Apple Pie

Use the doubled recipe for Pie Crust before you start prepping your apples to get your crust chilling.

you'll need:
about a dozen apples 
a bunch of cinnamon & a bit of nutmeg, clove, cardamom, or whatever spices you fancy 
a tablespoon or so of tapioca flour (or plain flour) 
sugar if you wish

Peel (or not) & core the apples. Mix in a bunch of cinnamon & a bit of nutmeg, clove, or whatever spices you adore with your apples. Blend in a tablespoon or so of tapioca flour (or plain flour) to add thickness. Add sugar if you wish (I rarely do, or just a very little -- I like to add mine in the form of ice cream for that tart-sweet, hot-cold goodness). I like to let the mixture sit at room temperature for twenty minutes or so (while I roll out my crust), stirring occasionally.

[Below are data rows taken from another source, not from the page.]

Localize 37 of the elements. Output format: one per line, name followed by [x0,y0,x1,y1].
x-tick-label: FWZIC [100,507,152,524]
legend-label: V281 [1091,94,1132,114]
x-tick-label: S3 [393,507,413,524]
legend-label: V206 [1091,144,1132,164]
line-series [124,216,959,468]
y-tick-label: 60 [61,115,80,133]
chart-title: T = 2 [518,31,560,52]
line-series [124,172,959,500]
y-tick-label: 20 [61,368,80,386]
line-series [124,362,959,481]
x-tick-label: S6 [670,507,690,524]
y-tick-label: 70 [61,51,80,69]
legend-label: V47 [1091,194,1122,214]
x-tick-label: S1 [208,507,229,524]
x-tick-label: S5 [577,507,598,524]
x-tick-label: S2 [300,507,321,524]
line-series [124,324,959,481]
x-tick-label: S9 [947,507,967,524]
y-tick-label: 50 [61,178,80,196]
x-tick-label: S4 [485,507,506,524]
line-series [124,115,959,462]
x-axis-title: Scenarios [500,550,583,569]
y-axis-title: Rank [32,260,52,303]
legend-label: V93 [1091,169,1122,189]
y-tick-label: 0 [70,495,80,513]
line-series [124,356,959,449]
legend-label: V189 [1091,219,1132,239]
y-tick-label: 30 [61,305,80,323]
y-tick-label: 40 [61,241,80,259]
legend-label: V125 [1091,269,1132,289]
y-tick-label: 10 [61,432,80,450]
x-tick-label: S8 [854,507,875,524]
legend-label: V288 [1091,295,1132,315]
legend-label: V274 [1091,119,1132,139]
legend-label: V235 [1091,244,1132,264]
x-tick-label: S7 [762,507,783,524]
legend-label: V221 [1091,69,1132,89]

Pile the apple filling into your crust. Pile it high -- it will bake down.

Top it with a second crust into which you have poked some holes or cut some cute designs. I never bother with a woven crust because it's such a pain to cut, but I have been known to cut out crust stars & make a hole-y crust that way.

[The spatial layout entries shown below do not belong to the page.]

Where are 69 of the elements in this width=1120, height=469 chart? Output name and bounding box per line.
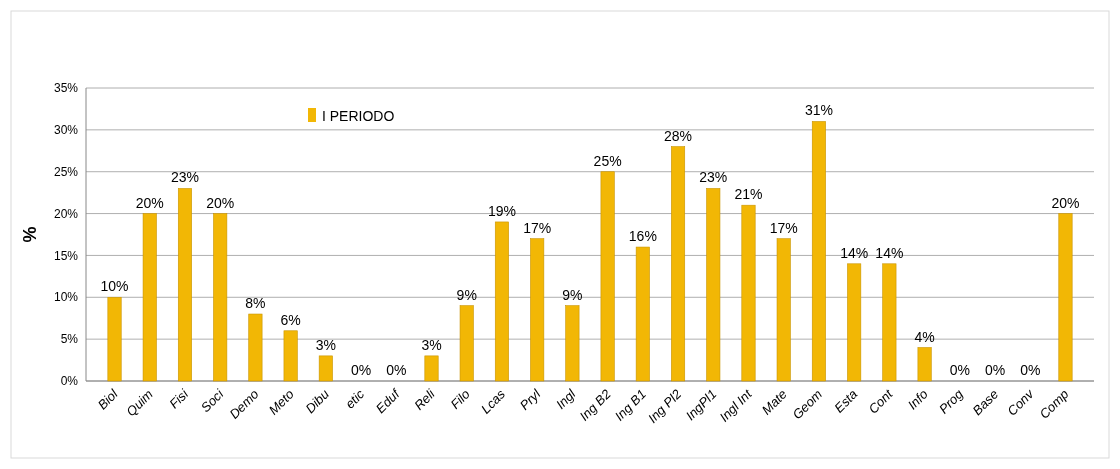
data-label: 6%: [280, 311, 301, 328]
bar: [776, 238, 791, 382]
bar: [882, 263, 897, 382]
x-tick-label: Info: [904, 386, 931, 413]
bar: [847, 263, 862, 382]
y-tick-label: 30%: [53, 123, 79, 138]
data-label: 14%: [875, 244, 904, 261]
x-tick-label: Filo: [447, 386, 473, 412]
x-tick-label: Reli: [411, 385, 439, 413]
bar: [424, 355, 439, 382]
y-tick-label: 25%: [53, 164, 79, 179]
y-tick-label: 5%: [60, 332, 79, 347]
bar: [811, 121, 826, 382]
bar: [565, 305, 580, 382]
data-label: 3%: [315, 336, 336, 353]
data-label: 20%: [206, 194, 235, 211]
bar: [600, 171, 615, 382]
data-label: 28%: [664, 127, 693, 144]
x-tick-label: Ingl Int: [716, 385, 756, 425]
bar: [671, 146, 686, 382]
data-label: 3%: [421, 336, 442, 353]
data-label: 0%: [1020, 362, 1041, 378]
bar: [248, 313, 263, 382]
y-tick-label: 35%: [53, 81, 79, 96]
x-tick-label: Fisi: [166, 385, 192, 412]
bar: [530, 238, 545, 382]
data-label: 0%: [350, 362, 372, 378]
bar: [283, 330, 298, 382]
data-label: 10%: [100, 278, 129, 295]
bar: [459, 305, 474, 382]
bar: [1058, 213, 1073, 382]
x-tick-label: Biol: [94, 385, 122, 413]
data-label: 0%: [386, 362, 407, 378]
bar: [494, 221, 509, 382]
bar: [917, 347, 932, 382]
bar: [635, 246, 650, 382]
y-axis-title: %: [20, 226, 40, 243]
data-label: 4%: [914, 328, 935, 345]
x-tick-label: etic: [342, 386, 368, 412]
data-label: 0%: [984, 362, 1006, 378]
data-label: 0%: [949, 362, 970, 378]
data-label: 9%: [562, 286, 583, 303]
data-label: 25%: [593, 152, 622, 169]
data-label: 17%: [769, 219, 798, 236]
bar: [318, 355, 333, 382]
data-label: 19%: [487, 202, 516, 219]
data-label: 20%: [135, 194, 164, 211]
data-label: 23%: [699, 169, 728, 186]
data-label: 21%: [734, 186, 763, 203]
data-label: 8%: [245, 295, 266, 312]
data-label: 14%: [840, 244, 869, 261]
x-tick-label: Esta: [831, 386, 861, 416]
bar: [142, 213, 157, 382]
y-tick-label: 15%: [53, 248, 79, 263]
y-tick-label: 10%: [53, 290, 79, 305]
bar: [741, 204, 756, 382]
y-tick-label: 20%: [53, 206, 79, 221]
bar: [706, 188, 721, 382]
y-tick-label: 0%: [60, 374, 79, 389]
data-label: 9%: [456, 286, 477, 303]
data-label: 16%: [628, 228, 657, 245]
data-label: 31%: [804, 102, 833, 119]
bar: [177, 188, 192, 382]
bar: [213, 213, 228, 382]
bar: [107, 296, 122, 382]
legend-label: I PERIODO: [322, 107, 395, 124]
data-label: 20%: [1051, 194, 1080, 211]
data-label: 17%: [523, 219, 552, 236]
data-label: 23%: [170, 169, 199, 186]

Bake at 350°F until you see the bubbles coming up through your holes (an hour or so). If your pie is piled high it will be juicy -- I put a baking tray underneath in case it bubbles over a bit. I check my apple pie at 45 minutes, then start keeping a closer watch on it. If the crust is browning but the filling is not bubbling, cover it loosely with tin foil -- edges too! When the filling has sunk down & is bubbling away all through, your pie is done. If your crust isn't quite brown, you might raise the temperature & leave it in for another 5 minutes.

Allow to cool some, then cut & serve with ice cream.